O las declaraciones recientes de Eduardo Eurnekián, advirtiendo severamente que toda profundización de lazos con China sólo generaría mayor pobreza en la Argentina. Este gran empresario se mete a discutir la política externa argentina, no para buscar salidas y soluciones a la asfixia que ha generado este gobierno al que ha apoyado, sino para oponerse a la posibilidad de abrir nuevas oportunidades de comercio, inversión y financiamiento en un país del cual el propio empresariado saca más recursos de los que pone.
Alberto Fernández tiene un discurso y una actitud políticamente conciliadora, dentro de una visión general anclada en un peronismo no neoliberal, y con un fuerte tono de sensatez y razonabilidad económica y social. Es un tono positivo para desmontar prejuicios y destruir “corralitos” mentales en sectores muy influidos por los medios de la derecha.
Pero si no quiere que otorguen el premio consuelo de “Padre de la Democracia 2” después de haberlo volteado de la Presidencia como hicieron con Alfonsín, tendrá que evaluar los límites del consenso con empresas locales tan poderosas como alienadas en relación con su propia realidad económica y social.
Si siguen con el mismo pliego de condiciones fallido de las últimas décadas (contra el Estado y contra los derechos de los trabajadores), si van a reivindicar los “legítimos derechos ganados durante el macrismo” para trabar el relanzamiento de la actividad y el crecimiento, si van a hacer de guardaespaldas locales de países que no le ofrecen absolutamente nada a nuestro país, la verdad es que van a constituir una carga adicional para frenar la recuperación argentina.

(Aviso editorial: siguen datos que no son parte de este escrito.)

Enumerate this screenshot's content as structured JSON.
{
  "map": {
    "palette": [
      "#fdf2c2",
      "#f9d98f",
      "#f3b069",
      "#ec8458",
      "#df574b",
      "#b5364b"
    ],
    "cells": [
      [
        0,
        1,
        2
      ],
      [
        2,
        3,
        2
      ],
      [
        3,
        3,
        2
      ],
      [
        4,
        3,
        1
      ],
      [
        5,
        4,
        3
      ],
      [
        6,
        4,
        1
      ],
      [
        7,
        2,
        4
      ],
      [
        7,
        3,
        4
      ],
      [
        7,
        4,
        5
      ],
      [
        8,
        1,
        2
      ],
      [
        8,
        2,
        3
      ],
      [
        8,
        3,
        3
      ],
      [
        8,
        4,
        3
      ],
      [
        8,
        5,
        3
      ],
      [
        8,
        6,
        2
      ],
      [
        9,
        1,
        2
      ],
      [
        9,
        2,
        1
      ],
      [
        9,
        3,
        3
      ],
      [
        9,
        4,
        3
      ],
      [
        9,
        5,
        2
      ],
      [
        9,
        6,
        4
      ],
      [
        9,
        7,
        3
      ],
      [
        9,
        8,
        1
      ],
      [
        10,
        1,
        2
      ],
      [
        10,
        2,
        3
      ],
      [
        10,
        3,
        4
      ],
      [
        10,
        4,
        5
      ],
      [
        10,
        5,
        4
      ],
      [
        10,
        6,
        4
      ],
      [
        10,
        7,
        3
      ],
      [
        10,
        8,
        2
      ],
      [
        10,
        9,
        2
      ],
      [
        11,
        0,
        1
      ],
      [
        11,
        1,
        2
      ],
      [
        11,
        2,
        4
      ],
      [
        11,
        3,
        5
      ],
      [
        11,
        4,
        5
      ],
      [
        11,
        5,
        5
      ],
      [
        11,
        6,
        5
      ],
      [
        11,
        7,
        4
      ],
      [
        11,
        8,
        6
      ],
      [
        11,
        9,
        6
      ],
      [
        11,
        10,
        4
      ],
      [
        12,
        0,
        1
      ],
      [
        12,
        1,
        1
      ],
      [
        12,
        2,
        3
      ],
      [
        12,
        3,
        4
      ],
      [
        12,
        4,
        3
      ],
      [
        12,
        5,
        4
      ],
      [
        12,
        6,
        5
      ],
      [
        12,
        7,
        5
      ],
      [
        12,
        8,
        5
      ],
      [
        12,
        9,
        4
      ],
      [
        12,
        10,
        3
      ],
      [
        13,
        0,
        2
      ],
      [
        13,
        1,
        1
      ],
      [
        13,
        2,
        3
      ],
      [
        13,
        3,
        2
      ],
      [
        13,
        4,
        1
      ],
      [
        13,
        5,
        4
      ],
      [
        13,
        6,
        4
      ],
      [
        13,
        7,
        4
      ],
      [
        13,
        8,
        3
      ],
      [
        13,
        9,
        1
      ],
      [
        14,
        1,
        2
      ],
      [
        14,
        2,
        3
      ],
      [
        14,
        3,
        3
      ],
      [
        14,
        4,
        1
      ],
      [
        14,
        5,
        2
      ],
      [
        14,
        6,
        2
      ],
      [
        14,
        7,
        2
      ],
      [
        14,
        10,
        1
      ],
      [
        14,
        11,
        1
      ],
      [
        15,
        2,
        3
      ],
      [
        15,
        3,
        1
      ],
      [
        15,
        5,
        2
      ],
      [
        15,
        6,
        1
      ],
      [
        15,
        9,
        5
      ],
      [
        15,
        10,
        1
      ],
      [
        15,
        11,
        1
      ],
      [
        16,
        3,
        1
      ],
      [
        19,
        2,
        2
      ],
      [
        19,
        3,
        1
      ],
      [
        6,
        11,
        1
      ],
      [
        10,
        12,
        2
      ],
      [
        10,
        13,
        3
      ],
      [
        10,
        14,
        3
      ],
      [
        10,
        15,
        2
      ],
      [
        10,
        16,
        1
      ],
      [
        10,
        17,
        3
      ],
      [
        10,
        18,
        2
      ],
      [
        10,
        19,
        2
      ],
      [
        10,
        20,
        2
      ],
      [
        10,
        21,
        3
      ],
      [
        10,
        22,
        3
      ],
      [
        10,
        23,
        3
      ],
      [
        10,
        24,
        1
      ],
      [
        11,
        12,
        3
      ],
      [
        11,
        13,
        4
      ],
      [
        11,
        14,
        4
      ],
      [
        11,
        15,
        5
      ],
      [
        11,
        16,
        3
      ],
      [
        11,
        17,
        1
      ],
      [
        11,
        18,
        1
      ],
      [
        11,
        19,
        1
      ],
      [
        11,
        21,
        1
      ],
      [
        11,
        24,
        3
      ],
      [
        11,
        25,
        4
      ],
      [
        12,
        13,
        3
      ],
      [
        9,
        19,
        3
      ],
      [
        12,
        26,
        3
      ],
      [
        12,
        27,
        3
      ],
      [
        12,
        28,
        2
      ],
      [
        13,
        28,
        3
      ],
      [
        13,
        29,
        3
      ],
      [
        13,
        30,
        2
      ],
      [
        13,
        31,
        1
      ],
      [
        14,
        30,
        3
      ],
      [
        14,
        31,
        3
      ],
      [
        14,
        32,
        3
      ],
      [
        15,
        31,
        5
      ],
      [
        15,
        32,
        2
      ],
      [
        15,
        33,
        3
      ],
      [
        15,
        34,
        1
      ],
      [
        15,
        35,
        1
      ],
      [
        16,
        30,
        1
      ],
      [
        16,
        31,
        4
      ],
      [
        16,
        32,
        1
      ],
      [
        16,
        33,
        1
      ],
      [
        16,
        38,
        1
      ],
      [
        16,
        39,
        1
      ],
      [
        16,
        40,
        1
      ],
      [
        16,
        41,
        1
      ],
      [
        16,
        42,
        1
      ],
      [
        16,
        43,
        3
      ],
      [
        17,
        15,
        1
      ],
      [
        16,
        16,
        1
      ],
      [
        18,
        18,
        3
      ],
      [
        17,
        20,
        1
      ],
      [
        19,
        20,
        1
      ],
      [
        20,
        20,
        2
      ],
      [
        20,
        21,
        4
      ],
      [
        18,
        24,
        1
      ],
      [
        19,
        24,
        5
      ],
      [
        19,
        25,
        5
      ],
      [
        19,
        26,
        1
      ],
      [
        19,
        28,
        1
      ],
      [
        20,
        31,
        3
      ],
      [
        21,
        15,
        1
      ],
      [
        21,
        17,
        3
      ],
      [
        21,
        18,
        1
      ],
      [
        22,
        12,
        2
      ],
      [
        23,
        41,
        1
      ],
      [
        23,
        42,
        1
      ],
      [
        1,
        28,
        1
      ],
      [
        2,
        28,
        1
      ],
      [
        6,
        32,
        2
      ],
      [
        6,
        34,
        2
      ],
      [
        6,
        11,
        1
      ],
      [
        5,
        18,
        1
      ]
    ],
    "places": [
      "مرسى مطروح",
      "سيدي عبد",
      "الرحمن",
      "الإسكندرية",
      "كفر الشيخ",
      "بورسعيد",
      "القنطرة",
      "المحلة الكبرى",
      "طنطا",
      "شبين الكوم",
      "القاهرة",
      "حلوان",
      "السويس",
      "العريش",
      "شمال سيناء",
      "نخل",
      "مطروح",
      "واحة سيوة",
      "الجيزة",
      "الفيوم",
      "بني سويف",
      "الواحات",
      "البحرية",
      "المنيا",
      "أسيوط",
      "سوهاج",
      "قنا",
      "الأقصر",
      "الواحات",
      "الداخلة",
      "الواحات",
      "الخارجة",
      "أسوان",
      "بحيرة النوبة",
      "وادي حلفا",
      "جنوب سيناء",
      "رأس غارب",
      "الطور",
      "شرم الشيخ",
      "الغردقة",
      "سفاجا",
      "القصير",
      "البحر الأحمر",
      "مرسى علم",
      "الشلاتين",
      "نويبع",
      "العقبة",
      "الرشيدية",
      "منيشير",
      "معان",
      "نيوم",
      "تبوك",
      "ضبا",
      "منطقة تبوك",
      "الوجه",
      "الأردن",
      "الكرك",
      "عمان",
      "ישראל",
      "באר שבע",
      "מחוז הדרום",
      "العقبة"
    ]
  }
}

Invertir productivamente, innovar tecnológicamente, exportar a mercados no tradicionales, no aparecen por ahora en el diccionario de la alta dirigencia empresaria. Y la responsabilidad social es sólo un slogan publicitario de época.
Hoy, entonces, el pragmatismo consistiría en no confrontar innecesariamente, no alejar a aliados que pueden dar un sustento importante de gobernabilidad, pero estar en disposición a sostener con firmeza los derechos de la sociedad cuando la miopía incurable de ciertas fracciones quiera imponer, de hecho, el autoritarismo de mercado.